Band des Bundes
Das Band des Bundes ist eine Anordnung von Gebäuden, die im Regierungsviertel von Berlin nördlich des Reichstagsgebäudes quer über den Spreebogen am Rand des Spreebogenparks verläuft und das städtebauliche Leitkonzept der Neuordnung des Regierungsviertels darstellt.
Gliederung
[Bearbeiten | Quelltext bearbeiten]Das rund 900 Meter lange Band umfasst (von West nach Ost) den Kanzlerpark am rechten Spreeufer, das ihm gegenüberliegende Bundeskanzleramt am linken Spreeufer, das Paul-Löbe-Haus, das Marie-Elisabeth-Lüders-Haus (wieder auf dem rechten Spreeufer) und darüber hinaus das nicht realisierte Bürgerforum zwischen Kanzleramt und Paul-Löbe-Haus, wo sich stattdessen eine Freifläche mit Straße befindet. Von oben erscheinen alle dazugehörigen Gebäude wie ein massiver weißer Riegel, der sich quer über den Spreebogen legt und die Spree zweimal kreuzt. Der Eindruck des Zusammenhangs wird durch die Brücken über die Spree zwischen den Gebäuden des Bandes verstärkt.
Die einzelnen Elemente
- (von West nach Ost)
- Kanzlerpark, am rechten Spreeufer, mit Hubschrauberlandemöglichkeit
- Kanzleramtssteg
- Bundeskanzleramt, am linken Spreeufer, inklusive der langgestreckten Büroflügel
- Baulücke des ursprünglich geplanten Bürgerforums (aufgegeben,[1] nun städtebaulicher Platz)

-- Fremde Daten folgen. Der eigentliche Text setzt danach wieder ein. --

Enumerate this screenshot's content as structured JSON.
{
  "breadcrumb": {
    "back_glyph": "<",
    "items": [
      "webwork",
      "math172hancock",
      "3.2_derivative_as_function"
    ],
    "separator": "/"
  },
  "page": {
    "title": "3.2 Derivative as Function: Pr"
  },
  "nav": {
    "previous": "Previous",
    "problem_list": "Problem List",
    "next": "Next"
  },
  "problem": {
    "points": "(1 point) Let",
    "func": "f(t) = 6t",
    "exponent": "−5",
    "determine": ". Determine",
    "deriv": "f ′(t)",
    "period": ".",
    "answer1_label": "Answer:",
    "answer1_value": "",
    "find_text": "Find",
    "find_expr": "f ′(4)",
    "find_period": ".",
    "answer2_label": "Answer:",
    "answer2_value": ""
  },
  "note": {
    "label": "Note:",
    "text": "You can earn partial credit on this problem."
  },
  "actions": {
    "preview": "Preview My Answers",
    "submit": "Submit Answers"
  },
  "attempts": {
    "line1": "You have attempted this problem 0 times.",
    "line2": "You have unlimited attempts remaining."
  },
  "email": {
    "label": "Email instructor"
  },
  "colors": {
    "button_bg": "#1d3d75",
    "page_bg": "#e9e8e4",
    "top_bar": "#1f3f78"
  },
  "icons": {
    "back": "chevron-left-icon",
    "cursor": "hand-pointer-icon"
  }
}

- Paul-Löbe-Haus mit Büros und Ausschussräumen
- Marie-Elisabeth-Lüders-Steg, Fußgängerbrücke mit zwei Ebenen
- Marie-Elisabeth-Lüders-Haus mit Parlamentsbibliothek und -archiv, Geheimschutzstelle des Deutschen Bundestages
Ursprünglich war geplant, das Band, die Spree ein drittes Mal kreuzend, bis zum Bahnhof Friedrichstraße zu erweitern, was jedoch aus Kostengründen und wegen der vorhergehenden Umbaunotwendigkeit des Bahnhofs nicht verwirklicht wurde. Allerdings wird das Marie-Elisabeth-Lüders-Haus derzeit um zwei Höfe nach Osten erweitert und dessen Haupteingang an die Luisenstraße verlegt.

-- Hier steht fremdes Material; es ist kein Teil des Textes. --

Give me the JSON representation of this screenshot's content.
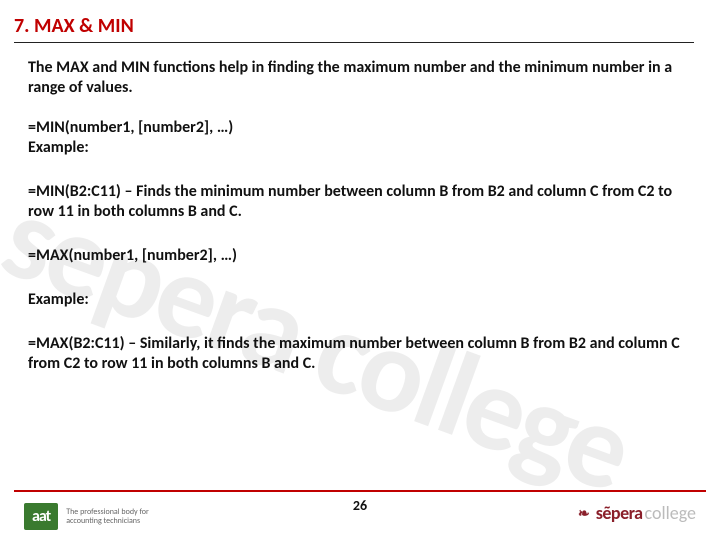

Mitte 2015 sollte das Erweiterungsbauwerk ursprünglich fertiggestellt werden.[2][3] Nach erheblichen Verzögerungen – zunächst aufgrund gravierender Baumängel, sowie zusätzlich durch die Einschränkungen während der Covid-19-Pandemie – wird mit einem Fertigstellungstermin im vierten Quartal 2024 gerechnet. Die Kosten für den Erweiterungsbau werden von den ursprünglich kalkulierten rund 190 Millionen Euro auf mindestens 395 Millionen Euro steigen.[4] Um den Platzmangel zu lindern, entstanden als Übergangslösung in unmittelbarer Nachbarschaft 400 Büros in modularer Holzbauweise, die im Januar 2022 fertiggestellt wurden.[5][6]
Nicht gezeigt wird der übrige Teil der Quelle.